I have never stayed still in one place this long. You are probably just the same. When this year started, despite news about a brewing pandemic in the east, I am hoping for another year full of travels like the years before. Little did I know that like wildfire, this catastrophic disease will spread and change our lives in a snap. No one knew. Even us in the frontlines are taken by surprise. The past months definitely changed the way we live, and will live months or years after. But if ever there’s one good thing about being stuck in one place, it is finding the beauty in your immediate surroundings.

A few months back, when everything except the supermarkets and chemists are closed down, I bought a new bike, thinking of a faster way to get to work than walking, and since the gyms are also closed down, its also a bonus that I get to have a workout. For some people, those days were probably a much needed time of rest as cities are on lockdown. Those days I am still stressed at work and on the days that I am not, I was anxious of the days ahead. Deaths become numbers on a tally, and at work, no matter if we win or lose a life, we always ended up exhausted. Everyone knows this part. It was always on the news.

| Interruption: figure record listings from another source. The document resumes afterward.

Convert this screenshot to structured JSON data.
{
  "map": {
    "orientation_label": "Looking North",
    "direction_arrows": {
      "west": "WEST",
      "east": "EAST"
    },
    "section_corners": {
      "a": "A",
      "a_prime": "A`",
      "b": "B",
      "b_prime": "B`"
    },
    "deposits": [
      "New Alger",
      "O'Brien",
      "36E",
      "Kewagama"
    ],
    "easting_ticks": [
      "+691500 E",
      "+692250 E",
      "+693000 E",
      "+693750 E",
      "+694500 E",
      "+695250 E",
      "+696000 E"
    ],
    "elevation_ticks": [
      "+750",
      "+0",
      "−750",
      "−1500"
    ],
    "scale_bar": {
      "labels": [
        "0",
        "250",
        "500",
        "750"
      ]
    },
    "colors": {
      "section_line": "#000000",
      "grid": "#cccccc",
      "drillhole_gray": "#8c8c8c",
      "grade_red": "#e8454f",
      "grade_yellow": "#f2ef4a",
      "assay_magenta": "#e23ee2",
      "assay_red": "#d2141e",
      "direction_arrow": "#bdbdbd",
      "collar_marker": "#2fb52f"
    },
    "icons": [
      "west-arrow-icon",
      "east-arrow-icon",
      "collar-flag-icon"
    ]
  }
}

Just to break my stressful routine, instead of watching the time tick, me and my friends took our bikes to the coast, a ride that had long been planned but never really happened one day eventually came to be. It was leg-breaking afterwards, but I was happy. On our way, I heard the birds sing, noticed how beautiful summer really is, smelled the swell of the waves and for the first time in the middle of the pandemic, felt that I do still have a way to socialise. I also appreciate the greetings coming from fellow cyclists that will otherwise go unnoticed. These spur of the moment rides eventually became regular, weekly grind. Different routes, more friends and longer paths. I would admit that I’d never have time for these if the lockdown did not happen. But I know better now. I could have done it sooner. All these time I was paying membership at the gym, not knowing how beautiful wide open spaces are and how wonderful it is to breathe nature in. I am lucky that I am living in a city within reach of the beach, or the country roads or nature parks other cities doesn’t have. I am lucky I am still here, finding more ways to live life better one day at a time. Through the course of the pandemic, I have finished 2 online courses in Harvard, learned basic French, tried out baking and gave up, tried out tons of recipes, tried out open ocean paddle boarding and still taking classes, tend to my plants, took a dog in for a night, and still dreamt of finally travelling again.

It is still a bit early to say we are done, but hopefully we are on our way there. This year had been a rollercoaster ride, so much for the end of a decade. People lost jobs, lost businesses, lost loved ones. Maybe this year is teaching us to live life as it goes, because plans sometimes can’t go as it is, and we still never really know tomorrow.